3/23 Easter Leg of Lamb

Cooked up some lamb this weekend for Easter. Followed two recipes that I’ve used in the past, and they worked just as well as in the past. First the lamb. This one came out of Anthony Bourdain’s Les Halles Cookbook. It’s the “seven hour leg of lamb.” Just like it sounds, you basically cook the leg of lamb at a low temp (300 degrees) for 7 hours in a sealed cooking vessel of some sort. Before it goes in, you stuff it with slivers of garlic and throw in a few carrots and onions, white wine and herbs for good measure. Cover, bake and voila! Essentially you get confit leg of lamb that falls off the bone.
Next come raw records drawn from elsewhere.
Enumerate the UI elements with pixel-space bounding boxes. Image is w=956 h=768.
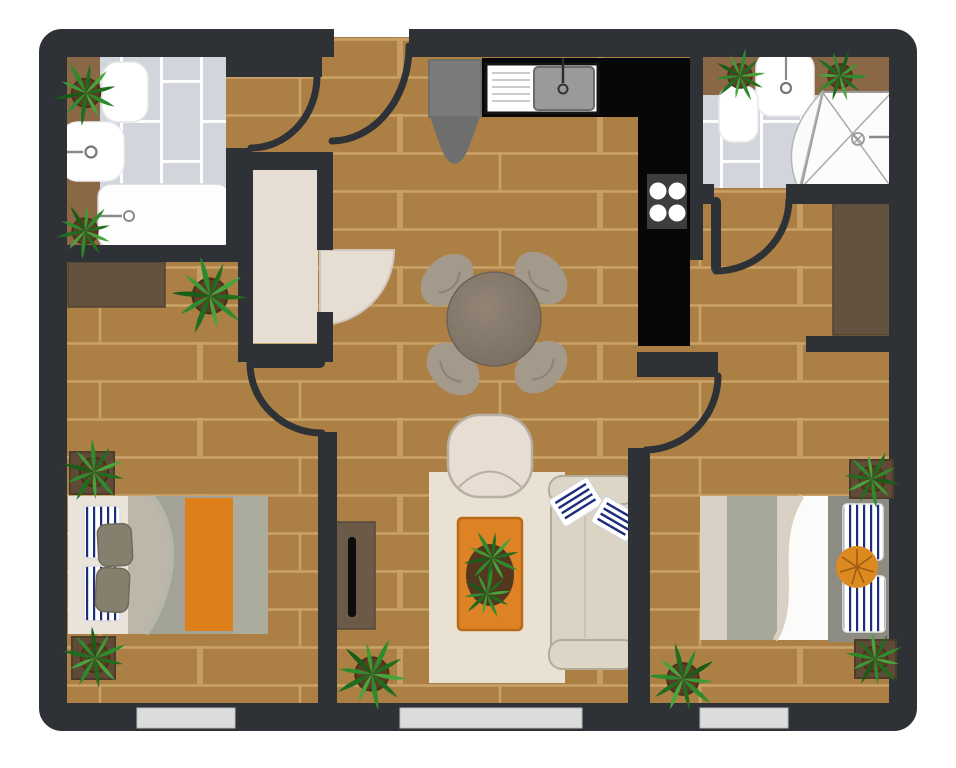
front-door-gap-outside: [334, 26, 409, 37]
wall: [637, 352, 718, 377]
wall: [226, 54, 252, 77]
floor-plan-drawing: [0, 0, 956, 768]
wall: [628, 448, 650, 707]
wall: [238, 152, 253, 362]
wall: [317, 152, 333, 250]
entry-mat: [252, 167, 318, 343]
window-bedroom-1: [137, 708, 235, 728]
bathroom-1-door-leaf: [250, 56, 322, 77]
sofa-armrest-bottom: [549, 640, 636, 669]
toilet: [719, 86, 758, 142]
basin-faucet-knob: [86, 147, 97, 158]
bed-runner: [185, 498, 233, 631]
burner: [650, 183, 667, 200]
wall: [318, 432, 337, 707]
tv-screen: [348, 537, 356, 617]
window-bedroom-2: [700, 708, 788, 728]
wardrobe: [833, 200, 893, 335]
wall: [690, 184, 714, 204]
sink-faucet-knob: [559, 85, 568, 94]
toilet: [102, 62, 148, 122]
wall: [806, 336, 893, 352]
wall: [786, 184, 893, 204]
basin-faucet-knob: [781, 83, 791, 93]
cushion: [95, 567, 130, 613]
window-living: [400, 708, 582, 728]
wall: [690, 54, 703, 260]
floor-plan: Apartment floor plan — top-down illustra…: [0, 0, 956, 768]
bathtub-faucet-knob: [124, 211, 134, 221]
burner: [650, 205, 667, 222]
stove: [647, 174, 687, 229]
front-door-threshold: [334, 37, 409, 60]
burner: [669, 183, 686, 200]
bed-panel: [727, 496, 777, 640]
dining-table: [447, 272, 541, 366]
bed-edge-strip: [233, 496, 268, 634]
desk: [68, 262, 165, 307]
burner: [669, 205, 686, 222]
cushion: [97, 523, 133, 567]
refrigerator: [429, 60, 481, 117]
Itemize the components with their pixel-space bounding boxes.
Traditionally in France, lamb is often served with flageolets beans. These are essentially small premature kidney beans that once cooked are creamy and delicious. For these I followed a Thomas Keller recipe out of his Bouchon cookbook. Essentially, you quick-soak these by bringing them to a boil and letting them sit for an hour, then you cook them for 2-3 hours with aromatics – but no salt (this apparently toughens the beans). Then you finish them in butter, salt/pepper, thyme and comfit garlic… like I said, very creamy and tasty. (btw it's worth clicking on the picture to make it bigger if you don't do this anyway!)

4 comments:

Claire said...

hmmm, your dishware looks suspiciously familiar...

Unknown said...

Define "comfit" for me, I am only awares of "confit". This better not be some French BS.

Unknown said...

I should also say that it looks delicious, now I'm hungry again.

Tom said...

yeah, my mistake... it's confit but firefox suggested i fix it to comfit and so i did... now its all fixed back. in any event, its not really confit at all, just tasted like it.